July 19, 2017

FLOC Protests In Raleigh While BAT And Reynolds Consolidate

Every May, during Reynolds’ annual shareholders’ meeting for the last several years FLOC protesters have marched through Downtown Winston. Farmworkers and their allies from around the state and around the country form a small army of red, calling upon Reynolds to sign an agreement with FLOC.

This year, due to British American Tobacco’s acquisition of Reynolds, the company’s shareholders meeting was postponed until tomorrow. That’s when shareholders at BAT and Reynolds will hold simultaneous votes on the union of two tobacco giants.

FLOC and their allies aren’t coming to Winston this year. Instead, they rallied in our state’s capital yesterday to protest the General Assembly’s passage of bill S615, which will cripple FLOC’s ability to organize in our state. S615 is another setback for FLOC. But FLOC has vowed to fight on. They’re in the long game.

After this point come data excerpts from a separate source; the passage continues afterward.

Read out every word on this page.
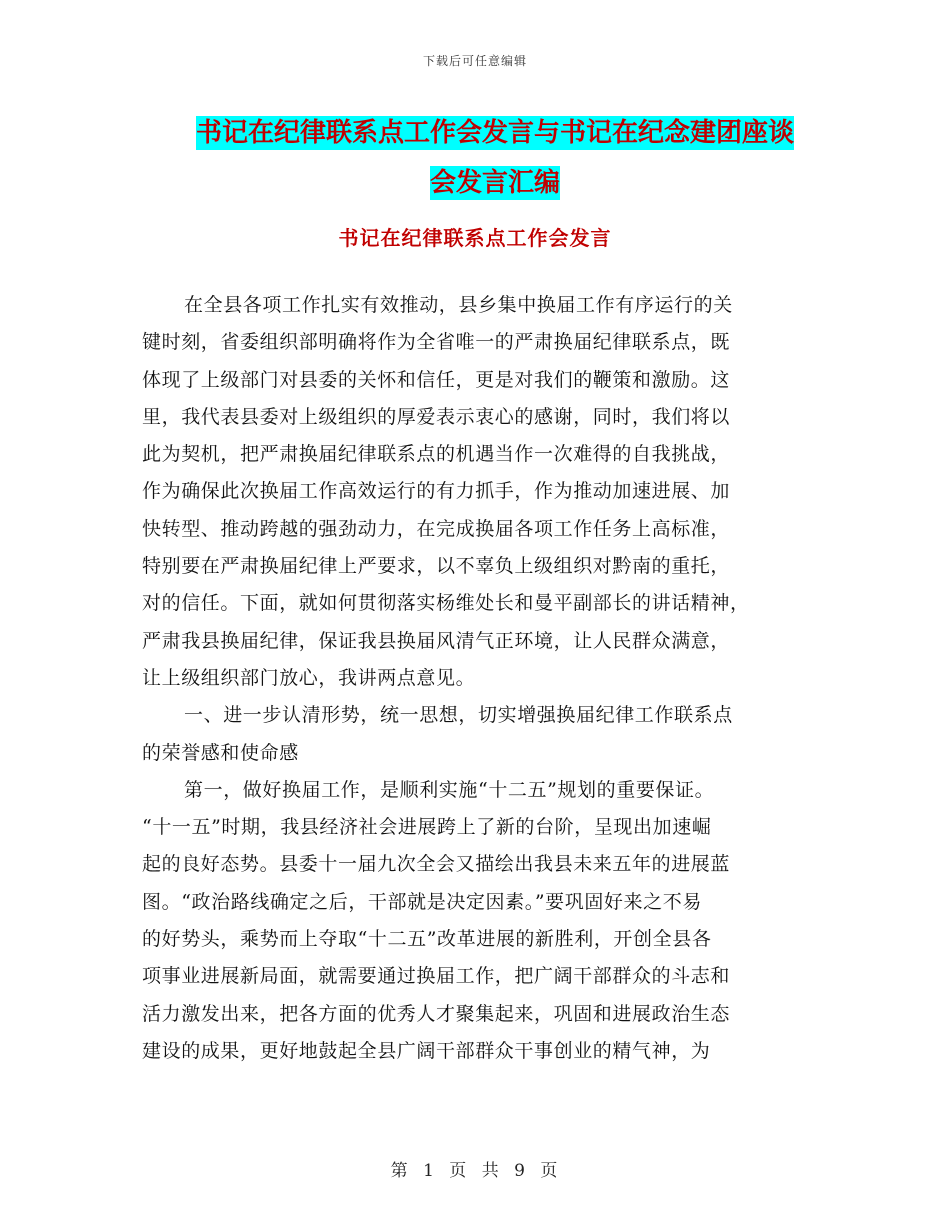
下载后可任意编辑
书记在纪律联系点工作会发言与书记在纪念建团座谈
会发言汇编
书记在纪律联系点工作会发言
在全县各项工作扎实有效推动，县乡集中换届工作有序运行的关
键时刻，省委组织部明确将作为全省唯一的严肃换届纪律联系点，既
体现了上级部门对县委的关怀和信任，更是对我们的鞭策和激励。这
里，我代表县委对上级组织的厚爱表示衷心的感谢，同时，我们将以
此为契机，把严肃换届纪律联系点的机遇当作一次难得的自我挑战，
作为确保此次换届工作高效运行的有力抓手，作为推动加速进展、加
快转型、推动跨越的强劲动力，在完成换届各项工作任务上高标准，
特别要在严肃换届纪律上严要求，以不辜负上级组织对黔南的重托，
对的信任。下面，就如何贯彻落实杨维处长和曼平副部长的讲话精神，
严肃我县换届纪律，保证我县换届风清气正环境，让人民群众满意，
让上级组织部门放心，我讲两点意见。
一、进一步认清形势，统一思想，切实增强换届纪律工作联系点
的荣誉感和使命感
第一，做好换届工作，是顺利实施“十二五”规划的重要保证。
“十一五”时期，我县经济社会进展跨上了新的台阶，呈现出加速崛
起的良好态势。县委十一届九次全会又描绘出我县未来五年的进展蓝
图。“政治路线确定之后，干部就是决定因素。”要巩固好来之不易
的好势头，乘势而上夺取“十二五”改革进展的新胜利，开创全县各
项事业进展新局面，就需要通过换届工作，把广阔干部群众的斗志和
活力激发出来，把各方面的优秀人才聚集起来，巩固和进展政治生态
建设的成果，更好地鼓起全县广阔干部群众干事创业的精气神，为
第 1 页 共 9 页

FLOC’s Reynolds American campaign has lasted more than ten years now. According to the Raleigh News and Observer, “FLOC has two collective bargaining agreements in the state, one with a farm and another with a grower’s association..” Reynolds, Philip Morris, and BAT have all refused to work with FLOC. They’re content to have the workers that grow the tobacco that they depend on, suffer and in some cases die in the fields than have FLOC organize their workers.

The appalling conditions in today’s tobacco fields have been well documented. Human Rights Watch has done some great work bringing the conditions of the modern tobacco field worker to a wider audience. The New York Times and the Guardian have also done great work describing labor conditions (child labor, harmful pesticides, substandard housing conditions, lack of clean water, etc) that would cause any industrial factory to be immediately closed down.

Last year’s rain soaked March on Reynolds

BAT has $54.5 billion to acquire Reynolds outright, but they’re refusing to give FLOC a seat at the table. Basic standards for tobacco workers-all that FLOC is demanding, would at most cost them pennies on the dollar. The hubris of BAT/Reynolds is off the charts. The tobacco industry, perhaps more than any other industry puts profits above the lives of people. It’s a shameless industry that continues to engage in loathsome practices.

Today, as BAT votes to acquire Reynolds, there is no greater example of how upside down the current capitalist order is. White collar executives-who sell the worlds’ most deadly consumer product will vote in London and Winston-Salem to further enrich themselves, while the rights of consumers and workers are ignored. Shame on BAT and Reynolds!